Full source: https://github.com/kellyvv/OpenHer/blob/main/engine/genome/genome_engine.py
"""
# ══════════════════════════════════════════════
# 5D Drive System (internal motivation)
# ══════════════════════════════════════════════
DRIVES = ["connection", "novelty", "expression", "safety", "play"]
# ══════════════════════════════════════════════
# 8D Behavioral Signals (neural network output)
# ══════════════════════════════════════════════
SIGNALS = [
"directness", # 0=indirect hints → 1=straight talk
"vulnerability", # 0=guarded → 1=emotionally open
"playfulness", # 0=serious → 1=playful/teasing
"initiative", # 0=reactive → 1=proactive leading
"depth", # 0=small talk → 1=deep conversation
"warmth", # 0=cold/distant → 1=warm/caring
"defiance", # 0=compliant → 1=rebellious/stubborn
"curiosity", # 0=indifferent → 1=intensely curious
]
# ══════════════════════════════════════════════
# 12D Context Features (neural network input)
# ══════════════════════════════════════════════
CONTEXT_FEATURES = [
# ── 8D from Critic LLM (per-turn perception) ──
"user_emotion", # -1=negative → 1=positive
"topic_intimacy", # 0=professional → 1=intimate
"time_of_day", # 0=morning → 1=late night
"conversation_depth", # 0=just started → 1=deep conversation
"user_engagement", # 0=dismissive → 1=invested
"conflict_level", # 0=harmonious → 1=conflict
"novelty_level", # 0=routine topic → 1=novel topic
"user_vulnerability", # 0=guarded → 1=open
# ── 4D from EverOS (cross-session relationship) ──
"relationship_depth", # 0=stranger → 1=old friend
"emotional_valence", # -1=negative history → 1=positive history
"trust_level", # 0=no trust → 1=deep trust
"pending_foresight", # 0=nothing pending → 1=unresolved concern
]
# Neural network dimensions
N_DRIVES = len(DRIVES) # 5
N_CONTEXT = len(CONTEXT_FEATURES) # 12 (8 + 4 from EverOS)

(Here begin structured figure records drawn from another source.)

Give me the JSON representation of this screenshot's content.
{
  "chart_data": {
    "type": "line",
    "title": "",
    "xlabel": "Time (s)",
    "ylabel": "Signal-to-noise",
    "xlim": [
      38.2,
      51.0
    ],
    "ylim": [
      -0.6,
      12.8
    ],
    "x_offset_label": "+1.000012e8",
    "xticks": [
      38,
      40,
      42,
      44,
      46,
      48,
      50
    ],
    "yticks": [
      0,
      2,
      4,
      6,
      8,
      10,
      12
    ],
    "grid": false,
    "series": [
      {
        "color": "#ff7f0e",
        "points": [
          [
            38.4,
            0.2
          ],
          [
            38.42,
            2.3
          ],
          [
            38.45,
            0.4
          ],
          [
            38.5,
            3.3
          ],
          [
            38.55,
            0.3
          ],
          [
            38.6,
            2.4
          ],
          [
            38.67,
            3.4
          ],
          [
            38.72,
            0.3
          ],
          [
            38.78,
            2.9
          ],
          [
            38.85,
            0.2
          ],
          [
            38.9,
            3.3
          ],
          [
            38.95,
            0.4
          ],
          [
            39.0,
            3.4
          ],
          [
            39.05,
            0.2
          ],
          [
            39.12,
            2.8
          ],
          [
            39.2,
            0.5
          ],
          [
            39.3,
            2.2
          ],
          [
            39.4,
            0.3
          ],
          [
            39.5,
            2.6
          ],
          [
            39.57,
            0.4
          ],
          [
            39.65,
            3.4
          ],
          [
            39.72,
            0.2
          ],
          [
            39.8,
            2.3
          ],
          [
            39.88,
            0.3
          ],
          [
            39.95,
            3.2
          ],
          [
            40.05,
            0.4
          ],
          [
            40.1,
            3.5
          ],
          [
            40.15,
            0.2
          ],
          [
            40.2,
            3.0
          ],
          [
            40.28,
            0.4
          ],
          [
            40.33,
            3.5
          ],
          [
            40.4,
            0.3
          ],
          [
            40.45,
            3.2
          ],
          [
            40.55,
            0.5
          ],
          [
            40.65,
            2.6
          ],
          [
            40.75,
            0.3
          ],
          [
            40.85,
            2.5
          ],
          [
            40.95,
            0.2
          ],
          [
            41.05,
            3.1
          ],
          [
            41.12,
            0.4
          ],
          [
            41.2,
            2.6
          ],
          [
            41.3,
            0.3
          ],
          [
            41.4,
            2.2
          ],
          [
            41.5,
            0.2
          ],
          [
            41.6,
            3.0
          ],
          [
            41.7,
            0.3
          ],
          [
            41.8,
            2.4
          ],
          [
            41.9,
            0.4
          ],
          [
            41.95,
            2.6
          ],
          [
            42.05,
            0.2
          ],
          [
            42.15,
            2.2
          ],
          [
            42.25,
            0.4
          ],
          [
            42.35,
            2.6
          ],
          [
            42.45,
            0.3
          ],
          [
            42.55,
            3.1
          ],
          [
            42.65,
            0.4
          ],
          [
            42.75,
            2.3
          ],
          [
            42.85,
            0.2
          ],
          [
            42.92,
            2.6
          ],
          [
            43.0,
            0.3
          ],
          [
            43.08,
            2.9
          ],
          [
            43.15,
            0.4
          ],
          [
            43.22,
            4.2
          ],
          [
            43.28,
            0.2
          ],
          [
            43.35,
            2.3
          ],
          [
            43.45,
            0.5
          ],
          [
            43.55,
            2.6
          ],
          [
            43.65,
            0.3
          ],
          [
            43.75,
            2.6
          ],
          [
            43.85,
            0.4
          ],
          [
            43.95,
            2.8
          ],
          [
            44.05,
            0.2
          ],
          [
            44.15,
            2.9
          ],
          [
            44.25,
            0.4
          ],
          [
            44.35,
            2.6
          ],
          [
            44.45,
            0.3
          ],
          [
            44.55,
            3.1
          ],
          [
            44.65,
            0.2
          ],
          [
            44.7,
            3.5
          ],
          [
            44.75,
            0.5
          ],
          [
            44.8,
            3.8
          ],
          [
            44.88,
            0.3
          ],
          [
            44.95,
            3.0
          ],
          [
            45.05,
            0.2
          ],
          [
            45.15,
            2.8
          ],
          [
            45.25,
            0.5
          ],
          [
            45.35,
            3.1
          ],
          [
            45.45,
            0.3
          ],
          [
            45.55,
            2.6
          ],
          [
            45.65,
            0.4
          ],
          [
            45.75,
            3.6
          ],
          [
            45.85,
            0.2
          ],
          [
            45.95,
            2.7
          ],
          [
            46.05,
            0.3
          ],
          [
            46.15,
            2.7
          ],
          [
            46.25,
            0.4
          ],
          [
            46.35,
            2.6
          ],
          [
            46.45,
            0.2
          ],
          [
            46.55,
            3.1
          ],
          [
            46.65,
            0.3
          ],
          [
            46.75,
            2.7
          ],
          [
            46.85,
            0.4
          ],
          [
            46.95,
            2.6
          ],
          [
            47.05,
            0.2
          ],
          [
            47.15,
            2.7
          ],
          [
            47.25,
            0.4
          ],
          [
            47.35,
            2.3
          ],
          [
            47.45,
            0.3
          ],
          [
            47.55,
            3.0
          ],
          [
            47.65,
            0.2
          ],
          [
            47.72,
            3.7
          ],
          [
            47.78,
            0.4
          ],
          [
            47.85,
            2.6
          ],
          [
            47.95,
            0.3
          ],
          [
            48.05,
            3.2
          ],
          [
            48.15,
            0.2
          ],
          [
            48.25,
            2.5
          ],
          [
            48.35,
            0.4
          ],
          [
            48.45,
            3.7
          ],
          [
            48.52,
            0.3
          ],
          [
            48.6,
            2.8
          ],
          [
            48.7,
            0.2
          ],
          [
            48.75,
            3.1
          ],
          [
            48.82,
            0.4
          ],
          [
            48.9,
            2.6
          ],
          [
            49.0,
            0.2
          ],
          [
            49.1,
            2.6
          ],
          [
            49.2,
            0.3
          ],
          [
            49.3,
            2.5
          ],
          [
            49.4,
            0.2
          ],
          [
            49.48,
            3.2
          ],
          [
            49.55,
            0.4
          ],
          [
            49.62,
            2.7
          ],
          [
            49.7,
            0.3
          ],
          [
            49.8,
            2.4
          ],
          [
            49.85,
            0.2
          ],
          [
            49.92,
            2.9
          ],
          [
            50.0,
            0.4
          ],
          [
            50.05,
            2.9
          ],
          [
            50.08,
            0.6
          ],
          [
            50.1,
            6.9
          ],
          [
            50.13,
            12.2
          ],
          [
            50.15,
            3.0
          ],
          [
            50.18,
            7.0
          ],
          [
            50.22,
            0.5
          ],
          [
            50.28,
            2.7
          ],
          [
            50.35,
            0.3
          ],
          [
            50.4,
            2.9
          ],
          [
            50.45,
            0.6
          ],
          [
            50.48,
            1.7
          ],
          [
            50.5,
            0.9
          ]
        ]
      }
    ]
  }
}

N_SIGNALS = len(SIGNALS) # 8
RECURRENT_SIZE = 8 # Internal "mood" state
INPUT_SIZE = N_DRIVES + N_CONTEXT + RECURRENT_SIZE # 5 + 12 + 8 = 25
HIDDEN_SIZE = 24
# Architecture: 25D input → 24D hidden (tanh) → 8D output (sigmoid)
# The 4 EverOS dimensions mean the same neural network produces
# DIFFERENT behavioral signals for strangers vs. old friends,
# even with identical conversation context.